From prior art it is known how to select by means of selecting devices arranged on knitting carriages sinking blades for an auxiliary needle bed so as to control the individual knitting needles. In order to insure correct time points of the generation of control pulses by the selection devices, there are provided synchronizing devices consisting of pulse generators and synchronizing rails. The synchronizing rails have been integrally formed in the needle- or sinking blade beds or can be arranged on the knitting machine separately. For example, according to the German publication DE-OS No. 2919369 there is provided a pulse generator in the form of a disc cooperating with at least one, usually with two, pulse generators. The disc is arranged above the needle beds and is driven by a transmission chain synchronously with the carriages. From the German Pat. No. 2,114,013 known are also optical means for generating synchronizing pulses. In practice, such prior art solutions have been successful in flat knitting machines because they guarantee an error-free selection of the knitting needles, and consequently a high knitting quality.
However, in straight and circular knitting machines operating with two beds of knitting needles arranged one after the other and using circulating carriages, the application of prior art solutions of selecting devices is not possible without further measures. Due to the two independent pairs of needle beds with corresponding different guiding tracks for the carriages, there result higher mechanical tolerances leading to higher timing tolerances for synchronization. Consequently, limitation of operating speed of the straight and circular knitting machines using circulating carriage would result.
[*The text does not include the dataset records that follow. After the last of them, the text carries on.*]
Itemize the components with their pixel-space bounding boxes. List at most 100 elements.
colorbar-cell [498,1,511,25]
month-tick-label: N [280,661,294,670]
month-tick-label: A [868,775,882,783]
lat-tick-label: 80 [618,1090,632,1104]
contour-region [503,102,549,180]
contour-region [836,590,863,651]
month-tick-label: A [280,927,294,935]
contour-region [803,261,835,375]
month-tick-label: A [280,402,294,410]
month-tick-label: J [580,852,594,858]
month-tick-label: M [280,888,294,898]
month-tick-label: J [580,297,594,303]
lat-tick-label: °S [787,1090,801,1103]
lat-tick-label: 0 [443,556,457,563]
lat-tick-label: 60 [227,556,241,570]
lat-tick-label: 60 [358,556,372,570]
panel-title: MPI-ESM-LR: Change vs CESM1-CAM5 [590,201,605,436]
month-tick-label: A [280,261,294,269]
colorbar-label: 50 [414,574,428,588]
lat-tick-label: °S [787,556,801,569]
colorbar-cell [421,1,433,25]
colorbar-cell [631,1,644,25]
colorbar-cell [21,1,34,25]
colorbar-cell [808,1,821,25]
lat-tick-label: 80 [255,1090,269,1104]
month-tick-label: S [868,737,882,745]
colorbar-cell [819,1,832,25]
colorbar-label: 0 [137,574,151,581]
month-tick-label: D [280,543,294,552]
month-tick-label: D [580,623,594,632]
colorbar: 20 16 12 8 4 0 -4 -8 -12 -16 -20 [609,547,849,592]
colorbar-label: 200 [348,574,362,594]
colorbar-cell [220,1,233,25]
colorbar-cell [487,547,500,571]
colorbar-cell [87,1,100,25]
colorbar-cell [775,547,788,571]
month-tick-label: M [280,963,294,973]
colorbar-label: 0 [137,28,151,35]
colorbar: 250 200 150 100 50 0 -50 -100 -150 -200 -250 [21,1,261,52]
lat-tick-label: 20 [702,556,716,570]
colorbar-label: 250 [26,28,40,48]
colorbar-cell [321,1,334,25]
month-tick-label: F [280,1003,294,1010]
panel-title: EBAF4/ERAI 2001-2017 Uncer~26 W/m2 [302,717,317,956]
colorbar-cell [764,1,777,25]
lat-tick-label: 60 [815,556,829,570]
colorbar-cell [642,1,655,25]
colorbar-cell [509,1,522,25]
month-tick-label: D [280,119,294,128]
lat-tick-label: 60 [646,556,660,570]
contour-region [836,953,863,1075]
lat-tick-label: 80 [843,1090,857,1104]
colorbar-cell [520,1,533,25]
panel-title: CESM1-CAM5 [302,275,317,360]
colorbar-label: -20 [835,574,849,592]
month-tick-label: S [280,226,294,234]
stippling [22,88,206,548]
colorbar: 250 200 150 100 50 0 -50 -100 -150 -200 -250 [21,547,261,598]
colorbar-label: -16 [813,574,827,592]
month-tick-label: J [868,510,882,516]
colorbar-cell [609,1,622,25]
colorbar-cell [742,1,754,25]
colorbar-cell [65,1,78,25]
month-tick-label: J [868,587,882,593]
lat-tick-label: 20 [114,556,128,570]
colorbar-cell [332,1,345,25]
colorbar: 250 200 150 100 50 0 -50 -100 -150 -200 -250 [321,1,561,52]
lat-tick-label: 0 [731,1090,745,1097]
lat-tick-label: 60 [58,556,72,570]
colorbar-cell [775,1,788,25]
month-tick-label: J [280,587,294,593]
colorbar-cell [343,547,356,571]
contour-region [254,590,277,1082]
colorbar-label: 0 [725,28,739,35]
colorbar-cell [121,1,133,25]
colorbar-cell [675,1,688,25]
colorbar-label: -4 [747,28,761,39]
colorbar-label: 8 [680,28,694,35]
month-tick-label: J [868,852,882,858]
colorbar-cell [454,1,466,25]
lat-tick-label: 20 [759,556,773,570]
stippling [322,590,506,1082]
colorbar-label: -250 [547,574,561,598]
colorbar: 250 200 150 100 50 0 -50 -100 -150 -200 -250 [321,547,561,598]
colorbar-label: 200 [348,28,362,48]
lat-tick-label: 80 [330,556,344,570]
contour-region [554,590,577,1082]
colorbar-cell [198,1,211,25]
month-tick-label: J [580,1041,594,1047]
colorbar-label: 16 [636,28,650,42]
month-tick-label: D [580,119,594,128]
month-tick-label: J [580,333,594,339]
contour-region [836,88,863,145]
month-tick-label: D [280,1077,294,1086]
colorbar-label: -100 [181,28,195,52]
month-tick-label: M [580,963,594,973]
In addition, in the prior art solution using a chain power transmission from a drive to the knitting carriage, undesirable irregularities in the run of respective knitting carriages may occur especially upon braking the knitting machine a certain amount of kickback takes place. In order to reduce errors resulting from this kickback, it has been necessary to use always two spatially staggered pulse generators in order to recognize the direction change. In the case of straight and circular knitting machines it would be necessary to further increase the number of pulse generators and further component parts, which would impair the reliability and the efficiency of the knitting operation. So far, no measures have been devised how to improve the situation in circular knitting machines.